Machine-Learning Classification Suggests That Many Alphaproteobacterial Prophages May Instead Be Gene Transfer Agents

Abstract

Abstract Many of the sequenced bacterial and archaeal genomes encode regions of viral provenance. Yet, not all of these regions encode bona fide viruses. Gene transfer agents (GTAs) are thought to be former viruses that are now maintained in genomes of some bacteria and archaea and are hypothesized to enable exchange of DNA within bacterial populations. In Alphaproteobacteria, genes homologous to the “head–tail” gene cluster that encodes structural components of the Rhodobacter capsulatus GTA (RcGTA) are found in many taxa, even if they are only distantly related to Rhodobacter capsulatus. Yet, in most genomes available in GenBank RcGTA-like genes have annotations of typical viral proteins, and therefore are not easily distinguished from their viral homologs without additional analyses. Here, we report a “support vector machine” classifier that quickly and accurately distinguishes RcGTA-like genes from their viral homologs by capturing the differences in the amino acid composition of the encoded proteins. Our open-source classifier is implemented in Python and can be used to scan homologs of the RcGTA genes in newly sequenced genomes. The classifier can also be trained to identify other types of GTAs, or even to detect other elements of viral ancestry.
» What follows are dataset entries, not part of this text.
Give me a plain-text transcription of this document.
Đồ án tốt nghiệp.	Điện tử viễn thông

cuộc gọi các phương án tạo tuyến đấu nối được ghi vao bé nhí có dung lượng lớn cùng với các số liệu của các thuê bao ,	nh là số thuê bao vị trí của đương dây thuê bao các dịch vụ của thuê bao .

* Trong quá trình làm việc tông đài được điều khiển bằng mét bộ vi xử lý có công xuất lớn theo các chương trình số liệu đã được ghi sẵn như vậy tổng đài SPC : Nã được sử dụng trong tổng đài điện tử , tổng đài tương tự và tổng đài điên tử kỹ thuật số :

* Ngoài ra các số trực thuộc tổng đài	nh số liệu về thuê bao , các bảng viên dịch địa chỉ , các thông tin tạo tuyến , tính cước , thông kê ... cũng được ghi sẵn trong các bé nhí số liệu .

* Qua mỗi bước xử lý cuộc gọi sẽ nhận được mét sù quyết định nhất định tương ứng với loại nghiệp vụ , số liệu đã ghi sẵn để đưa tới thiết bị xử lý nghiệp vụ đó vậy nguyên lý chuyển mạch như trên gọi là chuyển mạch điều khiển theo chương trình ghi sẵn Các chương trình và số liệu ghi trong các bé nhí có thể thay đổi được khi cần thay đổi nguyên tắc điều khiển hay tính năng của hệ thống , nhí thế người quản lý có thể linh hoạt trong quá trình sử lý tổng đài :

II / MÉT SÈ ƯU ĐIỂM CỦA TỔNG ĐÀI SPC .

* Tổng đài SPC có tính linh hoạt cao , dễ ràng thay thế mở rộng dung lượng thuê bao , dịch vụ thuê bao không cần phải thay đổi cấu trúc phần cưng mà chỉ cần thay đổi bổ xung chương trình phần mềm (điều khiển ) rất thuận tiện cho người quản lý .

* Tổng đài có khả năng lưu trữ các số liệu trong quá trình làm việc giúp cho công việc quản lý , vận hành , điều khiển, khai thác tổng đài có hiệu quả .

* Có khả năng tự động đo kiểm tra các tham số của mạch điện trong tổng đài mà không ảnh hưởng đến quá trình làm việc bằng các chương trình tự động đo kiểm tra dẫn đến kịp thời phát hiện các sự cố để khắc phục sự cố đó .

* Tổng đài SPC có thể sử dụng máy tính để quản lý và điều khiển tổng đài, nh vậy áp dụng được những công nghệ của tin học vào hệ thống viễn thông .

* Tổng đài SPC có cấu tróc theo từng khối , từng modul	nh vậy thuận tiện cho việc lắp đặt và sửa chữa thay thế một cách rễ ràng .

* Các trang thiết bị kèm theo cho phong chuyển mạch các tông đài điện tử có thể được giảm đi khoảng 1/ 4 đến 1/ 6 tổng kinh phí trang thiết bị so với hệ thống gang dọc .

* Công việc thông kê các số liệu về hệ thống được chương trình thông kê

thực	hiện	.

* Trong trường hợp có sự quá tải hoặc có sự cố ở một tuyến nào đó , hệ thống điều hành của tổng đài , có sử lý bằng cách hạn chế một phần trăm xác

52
Using the classifier trained on a manually curated set of homologous viruses and GTAs, we detected RcGTA-like “head–tail” gene clusters in 57.5% of the 1,423 examined alphaproteobacterial genomes. We also demonstrated that more than half of the in silico prophage predictions are instead likely to be GTAs, suggesting that in many alphaproteobacterial genomes the RcGTA-like elements remain unrecognized.